Currently, 75 students are being tutored online. Chin said the goal is to hit the 567 student mark across its 13 partner schools.

Reading Partners works with students from kindergarten to grade four.

“They can come back multi years,” Chin said. “Our goal is to get them up to grade level by the end of the school year so they don’t have to come back. But if they need to, they are welcome.”

Chin, 28, said when the schools closed during the pandemic, it was an “education crisis.”

“There are students who need additional resources,” she said. “Early on we recognized the fact that students were going to have to turn to learning online. You have students who rely on the physical services at school. We worked hard to pivot our program really fast to support the students.”

Students who participate in Reading Partners are from Title 1 schools, 50% male, 50% female, 70% Hispanic, 13% mixed race or other, 11% Black, 5% white, and 1% Asian. Some are reading between six months to 2 ½ years behind their grade level.

The Impact & Innovation reports for the 2020-21 school year include the following highlights.

In the Los Angeles area, 425 students at 13 partner schools and other community-based locations were matched with 514 community volunteers who delivered a total of 12,897 tutoring sessions over the course of the year.

One hundred percent of tutoring sessions were delivered online via Reading Partners Connects.

Despite the heavy shift to an online tutoring platform, and because volunteers received a collective 3,714 hours of training last year (including many new focus areas), 99% of volunteers were satisfied with their experience.

Chin describes volunteers as a “diverse mix” of retirees, high schoolers and college students. She said Reading Partners has a strong partnership with colleges. She added the organization has “great corporate partners who allow workers to take time off and get credit.”

“Our program requires so little time,” she said. “Anyone can sign up. You just have to have an hour of available time between 9 and 5, Monday through Friday. You gotta have some flexibility.”
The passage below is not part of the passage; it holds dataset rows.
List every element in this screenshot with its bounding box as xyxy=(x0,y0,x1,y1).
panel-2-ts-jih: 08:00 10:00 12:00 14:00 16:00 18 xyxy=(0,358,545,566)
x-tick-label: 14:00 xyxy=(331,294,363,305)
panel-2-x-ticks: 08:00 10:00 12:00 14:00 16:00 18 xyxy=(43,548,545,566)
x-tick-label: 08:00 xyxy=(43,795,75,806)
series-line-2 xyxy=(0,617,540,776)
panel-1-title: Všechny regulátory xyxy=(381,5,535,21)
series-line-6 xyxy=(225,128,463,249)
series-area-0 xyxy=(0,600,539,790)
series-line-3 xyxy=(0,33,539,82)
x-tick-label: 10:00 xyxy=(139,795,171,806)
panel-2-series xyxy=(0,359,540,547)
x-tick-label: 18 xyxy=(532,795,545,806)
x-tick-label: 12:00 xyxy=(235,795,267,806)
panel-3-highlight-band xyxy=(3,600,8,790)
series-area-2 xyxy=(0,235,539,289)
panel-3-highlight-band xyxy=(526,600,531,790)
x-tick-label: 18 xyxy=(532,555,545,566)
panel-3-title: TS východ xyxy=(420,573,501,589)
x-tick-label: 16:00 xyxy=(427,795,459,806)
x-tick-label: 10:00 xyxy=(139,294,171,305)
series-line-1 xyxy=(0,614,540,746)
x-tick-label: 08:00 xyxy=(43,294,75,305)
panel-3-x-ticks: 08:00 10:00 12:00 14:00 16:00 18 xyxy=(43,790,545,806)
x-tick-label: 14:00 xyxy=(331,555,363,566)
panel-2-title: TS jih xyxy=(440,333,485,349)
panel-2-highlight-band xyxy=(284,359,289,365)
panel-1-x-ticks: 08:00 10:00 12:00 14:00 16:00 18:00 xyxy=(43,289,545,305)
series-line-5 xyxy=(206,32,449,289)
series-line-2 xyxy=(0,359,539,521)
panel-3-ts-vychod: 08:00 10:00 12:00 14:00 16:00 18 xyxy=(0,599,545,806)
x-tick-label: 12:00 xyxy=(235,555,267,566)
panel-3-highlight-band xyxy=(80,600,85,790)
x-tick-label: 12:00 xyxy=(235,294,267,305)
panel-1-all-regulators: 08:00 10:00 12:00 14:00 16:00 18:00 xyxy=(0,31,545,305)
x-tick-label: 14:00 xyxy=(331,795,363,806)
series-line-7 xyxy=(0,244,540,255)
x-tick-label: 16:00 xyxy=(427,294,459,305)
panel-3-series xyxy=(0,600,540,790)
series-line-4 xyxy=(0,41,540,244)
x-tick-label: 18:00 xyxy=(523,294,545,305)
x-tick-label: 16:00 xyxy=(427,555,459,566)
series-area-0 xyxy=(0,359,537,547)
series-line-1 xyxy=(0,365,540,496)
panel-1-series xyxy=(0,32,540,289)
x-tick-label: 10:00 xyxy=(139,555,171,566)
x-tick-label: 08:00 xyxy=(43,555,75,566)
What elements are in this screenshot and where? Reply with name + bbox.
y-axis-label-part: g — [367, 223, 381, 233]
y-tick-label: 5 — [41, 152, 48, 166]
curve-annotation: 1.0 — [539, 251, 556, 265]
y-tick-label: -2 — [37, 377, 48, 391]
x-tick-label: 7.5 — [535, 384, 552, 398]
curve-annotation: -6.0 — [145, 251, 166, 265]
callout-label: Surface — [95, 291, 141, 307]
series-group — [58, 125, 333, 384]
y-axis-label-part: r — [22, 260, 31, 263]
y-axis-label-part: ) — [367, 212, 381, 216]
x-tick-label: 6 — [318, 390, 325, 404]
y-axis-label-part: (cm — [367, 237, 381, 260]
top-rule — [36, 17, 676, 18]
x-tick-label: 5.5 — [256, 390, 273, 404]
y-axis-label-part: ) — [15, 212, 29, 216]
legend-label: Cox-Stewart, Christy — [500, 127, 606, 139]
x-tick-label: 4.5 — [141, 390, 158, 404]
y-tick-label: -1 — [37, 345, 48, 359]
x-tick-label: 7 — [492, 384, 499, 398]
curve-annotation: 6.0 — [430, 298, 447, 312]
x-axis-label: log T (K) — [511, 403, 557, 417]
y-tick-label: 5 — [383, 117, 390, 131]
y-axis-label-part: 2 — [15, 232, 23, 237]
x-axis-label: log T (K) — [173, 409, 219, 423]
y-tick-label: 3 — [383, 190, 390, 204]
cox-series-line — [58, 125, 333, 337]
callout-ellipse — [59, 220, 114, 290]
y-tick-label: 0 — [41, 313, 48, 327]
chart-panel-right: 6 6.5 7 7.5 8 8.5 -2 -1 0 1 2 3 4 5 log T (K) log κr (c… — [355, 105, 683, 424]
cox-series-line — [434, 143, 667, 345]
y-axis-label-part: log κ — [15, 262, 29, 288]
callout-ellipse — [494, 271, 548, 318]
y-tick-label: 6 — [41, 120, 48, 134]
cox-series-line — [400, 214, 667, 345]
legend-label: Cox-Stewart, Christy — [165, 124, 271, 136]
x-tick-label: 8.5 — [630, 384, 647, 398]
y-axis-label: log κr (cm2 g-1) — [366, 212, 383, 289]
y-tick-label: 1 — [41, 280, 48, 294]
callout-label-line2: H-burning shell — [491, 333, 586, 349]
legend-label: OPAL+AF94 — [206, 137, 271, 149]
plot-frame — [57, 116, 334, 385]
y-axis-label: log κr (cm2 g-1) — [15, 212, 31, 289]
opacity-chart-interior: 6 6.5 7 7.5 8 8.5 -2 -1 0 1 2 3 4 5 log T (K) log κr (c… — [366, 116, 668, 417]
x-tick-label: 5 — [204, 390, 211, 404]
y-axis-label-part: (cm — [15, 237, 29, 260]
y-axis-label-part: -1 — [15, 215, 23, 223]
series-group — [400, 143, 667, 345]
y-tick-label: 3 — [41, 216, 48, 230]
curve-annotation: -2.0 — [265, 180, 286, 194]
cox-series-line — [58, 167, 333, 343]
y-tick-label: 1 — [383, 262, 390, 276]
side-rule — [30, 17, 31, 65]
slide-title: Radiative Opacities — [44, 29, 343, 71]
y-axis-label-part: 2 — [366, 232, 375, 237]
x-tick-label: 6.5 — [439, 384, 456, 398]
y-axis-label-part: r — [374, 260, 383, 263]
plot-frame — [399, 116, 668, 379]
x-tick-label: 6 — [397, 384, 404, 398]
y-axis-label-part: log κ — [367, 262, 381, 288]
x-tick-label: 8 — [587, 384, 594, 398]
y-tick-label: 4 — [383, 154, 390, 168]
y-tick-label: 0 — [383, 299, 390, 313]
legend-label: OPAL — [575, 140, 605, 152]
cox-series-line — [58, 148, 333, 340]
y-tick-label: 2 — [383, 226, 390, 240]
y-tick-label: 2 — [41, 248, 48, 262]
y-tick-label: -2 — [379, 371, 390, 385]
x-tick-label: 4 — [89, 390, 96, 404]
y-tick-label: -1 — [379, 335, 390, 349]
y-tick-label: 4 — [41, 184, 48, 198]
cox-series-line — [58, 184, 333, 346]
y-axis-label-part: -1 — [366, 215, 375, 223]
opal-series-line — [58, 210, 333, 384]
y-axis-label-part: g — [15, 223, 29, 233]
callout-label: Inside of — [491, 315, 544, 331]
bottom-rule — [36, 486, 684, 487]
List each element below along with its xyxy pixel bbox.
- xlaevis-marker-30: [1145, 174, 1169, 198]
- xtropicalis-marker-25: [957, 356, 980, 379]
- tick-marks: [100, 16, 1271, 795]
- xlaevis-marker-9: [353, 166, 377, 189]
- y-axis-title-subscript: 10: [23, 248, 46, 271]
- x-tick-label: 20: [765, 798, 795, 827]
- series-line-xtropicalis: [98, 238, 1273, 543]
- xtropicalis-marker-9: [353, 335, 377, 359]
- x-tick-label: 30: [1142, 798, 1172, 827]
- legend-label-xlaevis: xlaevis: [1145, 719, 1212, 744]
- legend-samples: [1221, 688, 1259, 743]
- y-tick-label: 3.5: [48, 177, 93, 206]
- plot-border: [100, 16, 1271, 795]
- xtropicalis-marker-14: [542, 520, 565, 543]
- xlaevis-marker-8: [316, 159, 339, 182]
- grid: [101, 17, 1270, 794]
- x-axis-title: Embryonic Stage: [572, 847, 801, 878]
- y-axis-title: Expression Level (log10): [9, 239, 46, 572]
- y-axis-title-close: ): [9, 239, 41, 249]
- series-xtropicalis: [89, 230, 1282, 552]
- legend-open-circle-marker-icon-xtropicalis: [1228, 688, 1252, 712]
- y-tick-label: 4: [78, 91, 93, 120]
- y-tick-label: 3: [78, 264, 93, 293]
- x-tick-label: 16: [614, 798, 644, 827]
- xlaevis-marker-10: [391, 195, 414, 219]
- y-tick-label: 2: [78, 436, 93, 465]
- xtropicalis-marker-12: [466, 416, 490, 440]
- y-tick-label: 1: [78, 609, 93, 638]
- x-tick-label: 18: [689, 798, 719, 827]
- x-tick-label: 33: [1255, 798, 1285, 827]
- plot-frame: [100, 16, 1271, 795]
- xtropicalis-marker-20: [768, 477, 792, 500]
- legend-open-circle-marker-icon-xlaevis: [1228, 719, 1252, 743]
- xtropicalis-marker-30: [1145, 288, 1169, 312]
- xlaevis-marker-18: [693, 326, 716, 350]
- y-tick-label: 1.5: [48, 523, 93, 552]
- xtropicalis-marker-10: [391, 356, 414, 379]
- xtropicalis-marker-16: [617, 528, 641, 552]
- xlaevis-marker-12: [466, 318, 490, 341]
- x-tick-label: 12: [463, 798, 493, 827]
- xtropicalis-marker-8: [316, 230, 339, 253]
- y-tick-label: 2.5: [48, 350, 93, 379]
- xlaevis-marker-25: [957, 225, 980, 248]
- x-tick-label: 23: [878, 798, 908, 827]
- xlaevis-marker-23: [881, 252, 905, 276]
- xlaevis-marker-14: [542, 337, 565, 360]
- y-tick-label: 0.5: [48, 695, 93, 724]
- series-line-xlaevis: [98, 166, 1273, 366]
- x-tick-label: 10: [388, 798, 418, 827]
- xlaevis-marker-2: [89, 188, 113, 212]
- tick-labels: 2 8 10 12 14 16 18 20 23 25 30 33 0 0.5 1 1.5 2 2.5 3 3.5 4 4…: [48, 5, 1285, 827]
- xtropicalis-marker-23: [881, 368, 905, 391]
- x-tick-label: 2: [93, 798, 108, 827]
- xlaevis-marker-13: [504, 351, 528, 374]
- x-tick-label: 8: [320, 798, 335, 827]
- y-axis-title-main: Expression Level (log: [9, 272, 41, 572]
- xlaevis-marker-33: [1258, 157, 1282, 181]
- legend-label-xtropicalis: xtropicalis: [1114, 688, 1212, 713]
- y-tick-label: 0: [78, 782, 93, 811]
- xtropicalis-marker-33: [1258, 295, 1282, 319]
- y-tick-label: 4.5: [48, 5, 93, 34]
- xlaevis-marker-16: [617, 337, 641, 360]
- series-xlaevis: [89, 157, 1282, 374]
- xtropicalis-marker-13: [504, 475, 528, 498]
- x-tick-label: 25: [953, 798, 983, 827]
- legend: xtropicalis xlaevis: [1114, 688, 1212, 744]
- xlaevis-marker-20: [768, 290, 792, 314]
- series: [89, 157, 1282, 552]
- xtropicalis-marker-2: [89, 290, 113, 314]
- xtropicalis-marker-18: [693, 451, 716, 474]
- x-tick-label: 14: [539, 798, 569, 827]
Chin, who studied communications at UCLA, said Reading Partners is “a safety net for students who might be falling behind.”

“We are an intermediate piece where we can come in and help the student and get them back to where they need to be,” she said. “We are mobilizing community members.”

Chin said the program is entirely operated by volunteers.

“We have staff run the centers,” she said. “We have between 40-75 volunteers per school site. They actually do the tutoring and implement the program with the students. We train the volunteers and then pair them with a student.”

Pre-COVID, Reading Partners would be set up in a classroom on a school campus. There would be about seven sets of students and volunteers working in classrooms at one time.

Although schools are currently open, Reading Partners is currently working with students online via Zoom.

To attract more volunteers, Chin said she emphasizes how easy it is for them to support their individual communities.

“Right now they can sit in their chair, log on and they are right there with a student,” said Chin, who grew up in Albany, California, on the east shore of San Francisco Bay. “It’s so meaningful. Volunteers become a part of a student’s learning journey. These kids light up with their volunteers. It’s so easy to give that time. The reward is incredible. You get to help and make a difference.”

Chin describes Reading Partners as “a really amazing place.”

“We know we can be a support to schools no matter what,” she said. “It’s about individual support. We are poised to expand and support more students and work with more schools. We need more support from the community.”